The process is supremely logical, eliminating as much of our bias as possible to get at the truth. I’d like to suggest that the same process can be applied (at least metaphorically) to meditative or contemplative traditions. It is a bold claim, but one that can be easily falsified. My argument goes like this; For thousands of years the great contemplative traditions have echoed the same basic message. “The world that we see is one of suffering. If we quiet ourselves and listen to the present moment, we realize that the world we see is not the only world. Behind everything that exists, there is a fundamental essence and we can experience this essence directly. When we experience this way of being we no longer experience suffering.”

Of course, this is a horrible generalization and it certainly does not include the more conservative interpretations (particularly in the West), but mystics from all traditions seem to echo a similar message (albeit with their own regional flavor). And just as the scientific community doubted the existence of the cell, collectively we have been debating that there is a reality beneath the world of thought/mind. I’d like to suggest that the argument hinges upon nothing more than a lack of microscopes.

The practice of meditation or yoga or any other variation of mindfulness practice which focuses one upon the present moment is a tool through which you must have to verify the claims. Unfortunately, it seems that for most people we must practice for years and years before we ever get a glimpse of what the mystics and monks have been writing about. Without that commitment, one will likely never have that direct experience, and without the direct experience, one will likely never believe that it exists.

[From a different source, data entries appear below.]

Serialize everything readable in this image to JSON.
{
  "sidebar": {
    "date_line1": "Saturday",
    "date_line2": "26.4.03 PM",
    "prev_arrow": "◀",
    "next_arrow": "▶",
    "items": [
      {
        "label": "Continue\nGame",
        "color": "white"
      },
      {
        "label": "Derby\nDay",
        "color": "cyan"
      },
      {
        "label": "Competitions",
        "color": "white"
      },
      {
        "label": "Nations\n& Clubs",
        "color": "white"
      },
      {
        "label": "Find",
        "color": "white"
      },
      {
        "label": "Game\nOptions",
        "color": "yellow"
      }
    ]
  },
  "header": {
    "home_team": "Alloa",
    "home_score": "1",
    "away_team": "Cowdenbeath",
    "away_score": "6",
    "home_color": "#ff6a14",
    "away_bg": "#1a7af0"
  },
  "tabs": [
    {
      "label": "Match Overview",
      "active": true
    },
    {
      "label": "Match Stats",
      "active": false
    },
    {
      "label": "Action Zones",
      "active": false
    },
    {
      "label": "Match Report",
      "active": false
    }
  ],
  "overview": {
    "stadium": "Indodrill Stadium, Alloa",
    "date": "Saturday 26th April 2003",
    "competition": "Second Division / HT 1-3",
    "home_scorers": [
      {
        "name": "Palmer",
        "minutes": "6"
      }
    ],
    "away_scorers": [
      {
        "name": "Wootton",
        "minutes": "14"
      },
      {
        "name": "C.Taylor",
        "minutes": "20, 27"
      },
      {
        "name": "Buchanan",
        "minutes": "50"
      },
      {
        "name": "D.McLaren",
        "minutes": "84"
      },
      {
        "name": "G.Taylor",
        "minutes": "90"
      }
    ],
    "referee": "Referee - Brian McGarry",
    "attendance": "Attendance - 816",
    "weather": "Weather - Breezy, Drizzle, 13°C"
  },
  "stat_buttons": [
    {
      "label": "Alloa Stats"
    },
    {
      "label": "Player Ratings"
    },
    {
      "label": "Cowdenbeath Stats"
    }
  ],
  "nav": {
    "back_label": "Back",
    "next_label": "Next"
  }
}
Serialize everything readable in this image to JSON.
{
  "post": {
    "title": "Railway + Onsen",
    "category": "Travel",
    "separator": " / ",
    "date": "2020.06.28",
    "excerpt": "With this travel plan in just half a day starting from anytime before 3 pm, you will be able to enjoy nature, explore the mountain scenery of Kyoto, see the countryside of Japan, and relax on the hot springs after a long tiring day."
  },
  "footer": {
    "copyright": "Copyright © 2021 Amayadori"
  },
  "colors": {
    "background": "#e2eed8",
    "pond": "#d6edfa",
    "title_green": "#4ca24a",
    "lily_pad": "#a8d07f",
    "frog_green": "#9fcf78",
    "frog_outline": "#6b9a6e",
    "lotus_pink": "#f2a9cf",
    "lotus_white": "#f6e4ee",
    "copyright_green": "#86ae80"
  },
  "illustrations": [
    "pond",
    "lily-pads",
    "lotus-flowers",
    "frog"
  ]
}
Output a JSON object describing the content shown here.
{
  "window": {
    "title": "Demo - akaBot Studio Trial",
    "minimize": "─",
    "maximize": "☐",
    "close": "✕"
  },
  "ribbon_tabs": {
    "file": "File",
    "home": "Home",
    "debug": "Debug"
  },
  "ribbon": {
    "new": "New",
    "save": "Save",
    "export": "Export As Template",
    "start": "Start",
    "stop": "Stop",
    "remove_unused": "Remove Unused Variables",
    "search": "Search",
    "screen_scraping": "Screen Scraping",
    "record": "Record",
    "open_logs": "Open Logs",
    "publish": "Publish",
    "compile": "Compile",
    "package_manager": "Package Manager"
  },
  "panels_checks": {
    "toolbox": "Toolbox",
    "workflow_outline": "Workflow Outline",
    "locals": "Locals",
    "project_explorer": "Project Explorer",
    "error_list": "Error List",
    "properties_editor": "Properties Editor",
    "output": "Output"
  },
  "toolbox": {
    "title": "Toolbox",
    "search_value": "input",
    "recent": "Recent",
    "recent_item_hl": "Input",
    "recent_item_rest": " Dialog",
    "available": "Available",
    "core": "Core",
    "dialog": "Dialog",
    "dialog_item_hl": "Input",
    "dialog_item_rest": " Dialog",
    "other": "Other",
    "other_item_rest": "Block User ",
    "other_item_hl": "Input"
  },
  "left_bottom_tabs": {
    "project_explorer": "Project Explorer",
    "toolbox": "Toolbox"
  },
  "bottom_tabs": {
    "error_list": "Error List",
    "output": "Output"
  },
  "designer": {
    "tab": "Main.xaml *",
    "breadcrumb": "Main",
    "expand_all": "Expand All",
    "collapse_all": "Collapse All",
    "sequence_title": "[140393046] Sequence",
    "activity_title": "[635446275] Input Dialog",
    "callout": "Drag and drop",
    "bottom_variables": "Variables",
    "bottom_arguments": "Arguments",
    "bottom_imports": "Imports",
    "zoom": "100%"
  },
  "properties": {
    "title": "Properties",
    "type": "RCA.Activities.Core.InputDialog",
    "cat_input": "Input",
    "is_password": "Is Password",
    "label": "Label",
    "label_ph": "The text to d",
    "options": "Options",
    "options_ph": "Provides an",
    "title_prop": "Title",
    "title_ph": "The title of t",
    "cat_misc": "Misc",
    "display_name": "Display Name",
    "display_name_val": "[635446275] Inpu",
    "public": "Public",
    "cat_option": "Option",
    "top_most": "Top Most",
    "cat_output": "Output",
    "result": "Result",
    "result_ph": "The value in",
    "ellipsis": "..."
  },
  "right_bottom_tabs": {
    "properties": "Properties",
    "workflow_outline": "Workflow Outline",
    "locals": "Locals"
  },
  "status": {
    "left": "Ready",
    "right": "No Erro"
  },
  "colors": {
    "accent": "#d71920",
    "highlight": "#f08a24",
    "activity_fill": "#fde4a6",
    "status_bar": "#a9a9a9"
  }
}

So, the world will continue to be skeptical and assume that phrases like “formlessness,” “presence,” “awareness,” “awakening,” “enlightenment,” “essence,” “god,” “being,” etc. are all just lies made up by people who are trying to sell you something. However, the community of practitioners, which stretches across oceans of time and space, seem to have some agreement. In fact many schools of Buddhism focuses on the training and development of students by having masters validate the insights of their students (like a chemistry teacher grading a student’s science project).

So, if you really want to test the hypothesis that there is something deeper than ego/mind at work, then you need the right equipment to make your own observations. Don’t take anything I say at face value. Challenge it. Be skeptical. But if you are not willing to look through the microscope at the little things moving around inside yourself, then are you really in a position to say they don’t exist?